En la posguerra, el estudioso inglés Arnold Toynbee (quien incluso mostró simpatía por Adolf Hitler y el nazismo en la década de 1930) sometió la historia universal a un análisis no solo comprensivo, sino totalizador, basado en un enfoque similar, aunque considerablemente ampliado. . En una investigación sobre el nacimiento, desarrollo y caída de civilizaciones históricas, Toynbee propuso un patrón común aplicable a todas ellas. Según Toynbee, los grupos culturales o “civilizaciones” (en su análisis integral, enumeró un total de 26) se superpusieron con nacionalidades u otras divisiones contemporáneas, siendo las civilizaciones más exitosas capaces de responder de manera más eficiente a desafíos de diversa naturaleza (“ esquema de desafío y respuesta”).

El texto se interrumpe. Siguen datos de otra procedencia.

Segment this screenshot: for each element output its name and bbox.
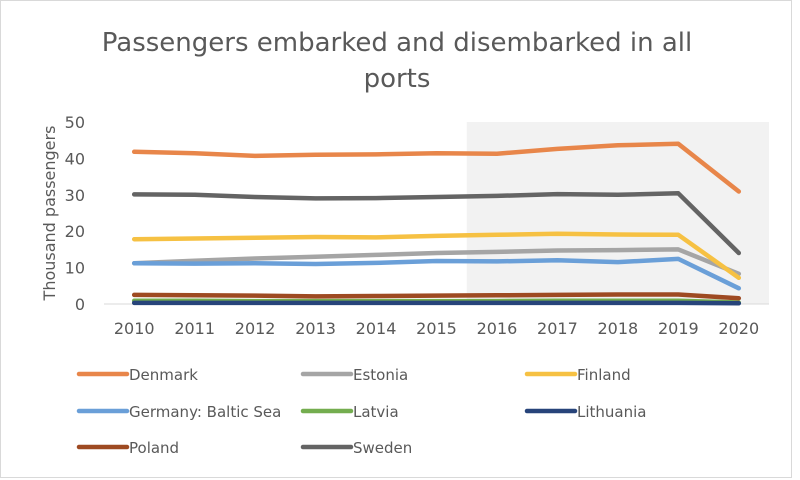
- x-tick-label: 2018: [598, 319, 639, 338]
- legend-item: Latvia: [300, 403, 399, 421]
- x-tick-label: 2019: [658, 319, 699, 338]
- highlight-region: [466, 122, 769, 304]
- series-lines: [131, 141, 742, 306]
- legend-label: Estonia: [353, 366, 408, 384]
- legend-item: Finland: [524, 366, 631, 384]
- series-line-estonia: [131, 247, 742, 277]
- legend-label: Denmark: [129, 366, 198, 384]
- legend-label: Finland: [577, 366, 631, 384]
- x-tick-label: 2017: [537, 319, 578, 338]
- legend-label: Germany: Baltic Sea: [129, 403, 281, 421]
- x-tick-label: 2015: [416, 319, 457, 338]
- series-line-sweden: [131, 191, 742, 256]
- y-tick-label: 10: [65, 259, 85, 278]
- x-tick-label: 2013: [295, 319, 336, 338]
- chart-title-line-2: ports: [364, 64, 431, 94]
- x-tick-label: 2011: [174, 319, 215, 338]
- legend-label: Latvia: [353, 403, 399, 421]
- y-tick-label: 20: [65, 222, 85, 241]
- legend-item: Lithuania: [524, 403, 646, 421]
- y-tick-label: 30: [65, 186, 85, 205]
- legend-item: Sweden: [300, 439, 412, 457]
- series-line-denmark: [131, 141, 742, 194]
- legend-item: Poland: [76, 439, 179, 457]
- y-axis-label: Thousand passengers: [40, 126, 59, 302]
- x-tick-label: 2014: [356, 319, 397, 338]
- legend-label: Sweden: [353, 439, 412, 457]
- axes: 0 10 20 30 40 50 2010 2011 2012 2013 2014 2015 2016 2…: [65, 113, 769, 338]
- series-line-poland: [131, 292, 742, 301]
- y-tick-label: 50: [65, 113, 85, 132]
- legend: Denmark Estonia Finland Germany: Baltic Sea…: [76, 366, 646, 457]
- y-tick-label: 40: [65, 149, 85, 168]
- series-line-finland: [131, 231, 742, 281]
- legend-label: Lithuania: [577, 403, 646, 421]
- x-tick-label: 2020: [718, 319, 759, 338]
- legend-item: Germany: Baltic Sea: [76, 403, 281, 421]
- chart-title: Passengers embarked and disembarked in a…: [102, 28, 693, 94]
- x-tick-label: 2016: [477, 319, 518, 338]
- chart-title-line-1: Passengers embarked and disembarked in a…: [102, 28, 693, 58]
- legend-item: Denmark: [76, 366, 198, 384]
- x-tick-label: 2012: [235, 319, 276, 338]
- highlight-region-group: [466, 122, 769, 304]
- y-tick-label: 0: [75, 295, 85, 314]
- legend-label: Poland: [129, 439, 179, 457]
- legend-item: Estonia: [300, 366, 408, 384]
- series-line-germany-baltic-sea: [131, 256, 742, 291]
- x-tick-label: 2010: [114, 319, 155, 338]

En cuanto a la decadencia y el fin de ciertas civilizaciones, afirmó que sus causas primarias siempre fueron intrínsecas, incluso si su causa inmediata fue externa, como una invasión extranjera o un desastre natural ("las civilizaciones mueren por suicidio, no por asesinato" - llamó el autor este proceso de “palingenesia”, término griego que significa retorno a la vida, revivir o reencarnación, idea con la que el estoicismo adaptó la antigua idea oriental del eterno retorno, palingenesia):[Xv] “Las fuerzas que actúan [en la historia] no son nacionales [el término equivale a sectoriales o localizadas], proceden de causas más amplias, actuando sobre cada una de las partes. Si se ignora su acción en su conjunto, su intervención no es inteligible. Diversos elementos son diversamente afectados por una misma causa general, en virtud de sus respectivas reacciones. Cada uno contribuye a su manera a la acción de fuerzas que suscita una misma causa. Una sociedad se enfrenta en el transcurso de su existencia a una sucesión de problemas que cada uno de sus miembros debe resolver de la mejor manera...

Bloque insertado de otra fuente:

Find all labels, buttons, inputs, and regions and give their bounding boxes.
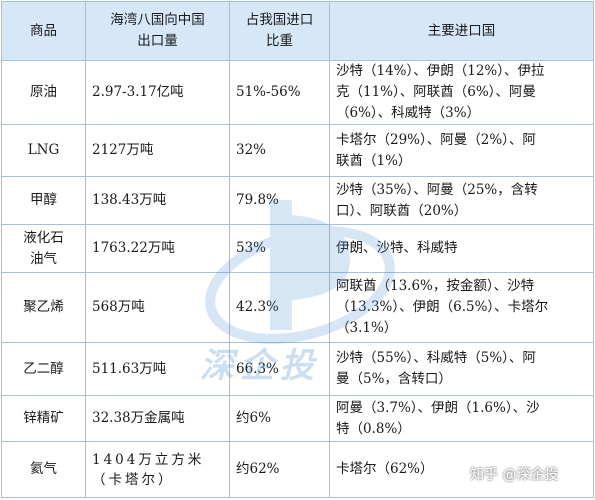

“El planteamiento de cada problema toma la forma de un desafío, sufrido como prueba. A través de estas pruebas, los miembros de la sociedad se diferencian gradualmente unos de otros. Yendo hasta el final, es imposible comprender el significado de la conducta de un individuo en una situación dada sin tener en cuenta la actitud, similar u opuesta, de otro individuo en la misma situación, sin considerar estos juicios sucesivos como una serie de los acontecimientos en la vida de la sociedad.[Xvi] En esta formulación, la sociedad sería un agregado de individuos (un principio perfectamente liberal) con la referencia común de una “civilización”. Para los autores citados, el carácter de producción social, o cualquier noción que introdujese de manera relevante la cuestión de las clases y grupos sociales, su confrontación mutua y las transformaciones sociales al interior de cada “unidad civilizatoria”, no sería relevante a la hora de definir “civilizaciones” y su dinámica. La idea de una sola civilización mundial, con una base económica y social común, también les era ajena. La especificidad histórica del capitalismo se diluyó en determinantes culturales o civilizatorios.

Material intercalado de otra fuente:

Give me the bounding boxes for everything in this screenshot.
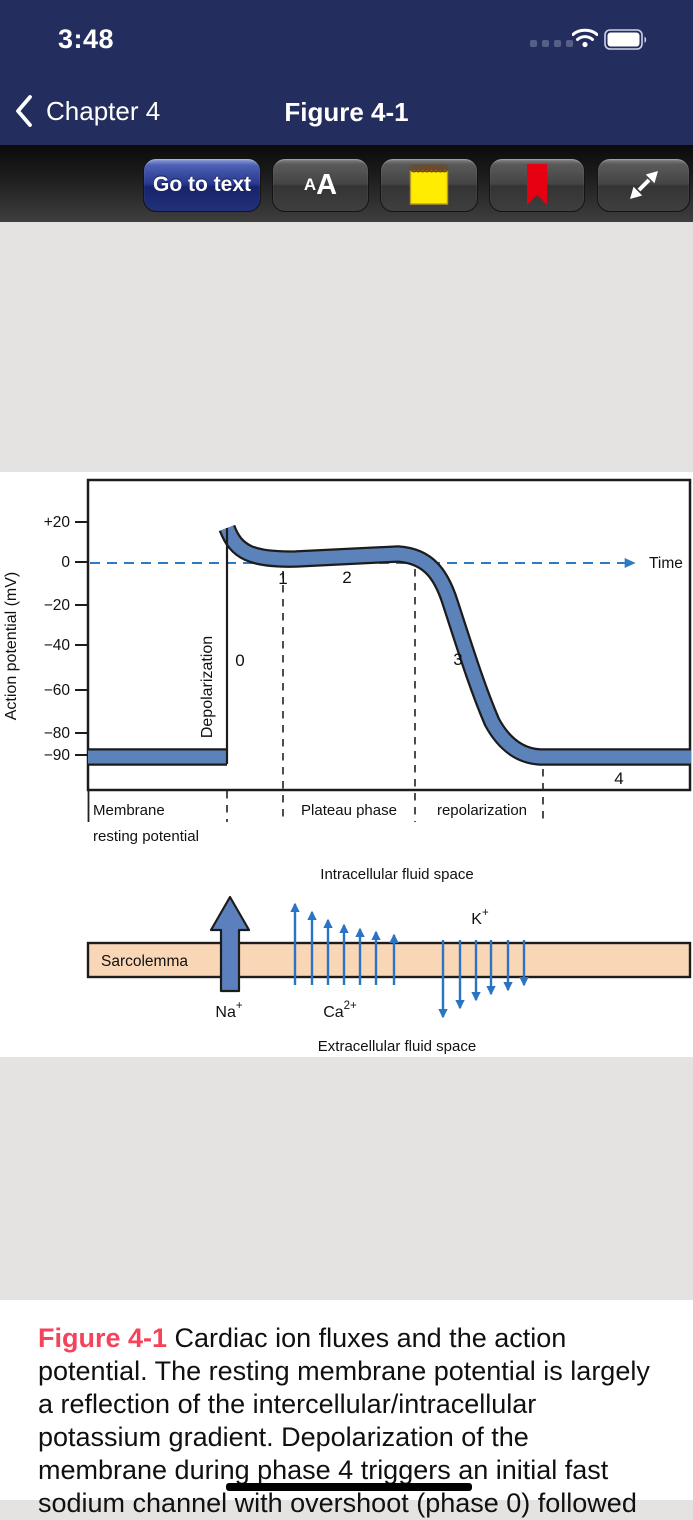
- sarcolemma-label: Sarcolemma: [101, 953, 188, 970]
- phase-labels: 0 1 2 3 4: [235, 568, 623, 788]
- battery-icon: [604, 29, 647, 50]
- phase-0-label: 0: [235, 651, 244, 670]
- y-axis-ticks: [75, 521, 87, 756]
- repolarization-label: repolarization: [437, 802, 527, 819]
- header-bar: 3:48 Chapter 4 Figure 4-1: [0, 0, 693, 145]
- plateau-phase-label: Plateau phase: [301, 802, 397, 819]
- go-to-text-label: Go to text: [153, 173, 251, 196]
- phase-1-label: 1: [278, 569, 287, 588]
- cellular-signal-icon: [530, 40, 573, 47]
- bookmark-button[interactable]: [489, 158, 585, 212]
- figure-panel: +20 0 −20 −40 −60 −80 −90 Action potenti…: [0, 472, 693, 1057]
- ytick-minus90: −90: [44, 747, 71, 764]
- caption-line-6: sodium channel with overshoot (phase 0) …: [38, 1488, 637, 1518]
- phase-3-label: 3: [453, 650, 462, 669]
- membrane-resting-line1: Membrane: [93, 802, 165, 819]
- user-highlight-underline: [226, 1483, 472, 1491]
- extracellular-label: Extracellular fluid space: [318, 1038, 476, 1055]
- figure-4-1-diagram: +20 0 −20 −40 −60 −80 −90 Action potenti…: [3, 478, 692, 1055]
- phase-4-label: 4: [614, 769, 623, 788]
- k-efflux-arrows: [438, 940, 529, 1019]
- caption-line-3: a reflection of the intercellular/intrac…: [38, 1389, 537, 1419]
- bookmark-icon: [527, 164, 547, 205]
- y-axis-title: Action potential (mV): [3, 572, 20, 721]
- na-ion-symbol: Na: [215, 1004, 236, 1021]
- caption-figure-label: Figure 4-1: [38, 1323, 168, 1353]
- phase-2-label: 2: [342, 568, 351, 587]
- membrane-resting-line2: resting potential: [93, 828, 199, 845]
- na-influx-arrow: [209, 895, 251, 993]
- ca-ion-label: Ca2+: [323, 1000, 357, 1021]
- ca-ion-charge: 2+: [344, 1000, 357, 1012]
- back-button[interactable]: Chapter 4: [14, 94, 160, 128]
- caption-line-1: Cardiac ion fluxes and the action: [167, 1323, 567, 1353]
- status-time: 3:48: [58, 24, 115, 54]
- time-axis-label: Time: [649, 555, 683, 572]
- ca-ion-symbol: Ca: [323, 1004, 344, 1021]
- caption-panel: Figure 4-1 Cardiac ion fluxes and the ac…: [0, 1300, 693, 1518]
- caption-line-2: potential. The resting membrane potentia…: [38, 1356, 650, 1386]
- font-size-small-letter: A: [303, 175, 317, 194]
- back-chevron-icon: [16, 95, 32, 127]
- depolarization-label: Depolarization: [199, 636, 216, 738]
- caption-line-5: membrane during phase 4 triggers an init…: [38, 1455, 609, 1485]
- action-potential-curve: [88, 524, 691, 766]
- ytick-minus80: −80: [44, 725, 71, 742]
- na-ion-label: Na+: [215, 1000, 242, 1021]
- sarcolemma-band: [86, 941, 692, 979]
- expand-arrows-icon: [629, 171, 658, 199]
- wifi-icon: [572, 28, 598, 48]
- ytick-minus60: −60: [44, 682, 71, 699]
- y-axis-tick-labels: +20 0 −20 −40 −60 −80 −90: [44, 514, 71, 764]
- caption-line-4: potassium gradient. Depolarization of th…: [38, 1422, 529, 1452]
- notes-button[interactable]: [380, 158, 478, 212]
- ytick-plus20: +20: [44, 514, 71, 531]
- font-size-large-letter: A: [316, 168, 338, 201]
- go-to-text-button[interactable]: Go to text: [143, 158, 261, 212]
- k-ion-label: K+: [471, 907, 489, 928]
- intracellular-label: Intracellular fluid space: [320, 866, 473, 883]
- chart-frame: [86, 478, 692, 792]
- ytick-minus20: −20: [44, 597, 71, 614]
- ytick-minus40: −40: [44, 637, 71, 654]
- back-button-label: Chapter 4: [46, 95, 161, 126]
- ca-influx-arrows: [290, 902, 399, 985]
- region-labels: Membrane resting potential Plateau phase…: [93, 802, 527, 883]
- figure-caption: Figure 4-1 Cardiac ion fluxes and the ac…: [38, 1322, 678, 1520]
- phase-boundary-lines: [226, 569, 544, 822]
- k-ion-symbol: K: [471, 911, 482, 928]
- notepad-icon: [409, 164, 449, 205]
- fullscreen-button[interactable]: [597, 158, 690, 212]
- k-ion-charge: +: [482, 907, 489, 919]
- page-title: Figure 4-1: [284, 97, 409, 127]
- ytick-0: 0: [61, 554, 70, 571]
- na-ion-charge: +: [236, 1000, 243, 1012]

Lucien Febvre calificó las “filosofías de la historia” de Spengler y Toynbee como “oportunistas” (porque estaban vinculadas a opciones políticas -reaccionarias- en auge en el momento de su concepción), sin ocultar que la obra de Toynbee “nos inspira un horror que hacemos no pretender disimular, aunque, sopesados ​​todos los factores, una distancia metódica y razonada debería finalmente inspirarnos”. Spengler, en la década de 1920, sus profecías se basaban en un pesimismo de efectos retroactivos, “y sus lectores, los futuros nazis de la estricta obediencia, tenían enemigos en común: la democracia, el liberalismo burgués y el marxismo. Spengler comercializó las cosas más codiciadas: un aire patético, un antiintelectualismo hasta las últimas consecuencias, una noción heroica del destino, el antiestetismo, el estremecimiento de la criatura humana ante lo majestuoso, la amplia majestad de la historia (y) la profecía de la ruina, tan querido por la pequeña burguesía nazi, tan acorde con sus sueños de autarquía”. Spengler concluyó distanciado de los nazis, quienes rechazaron su pesimismo histórico, mientras rechazaba explícitamente las propuestas eugenésicas del partido y el gobierno de Hitler.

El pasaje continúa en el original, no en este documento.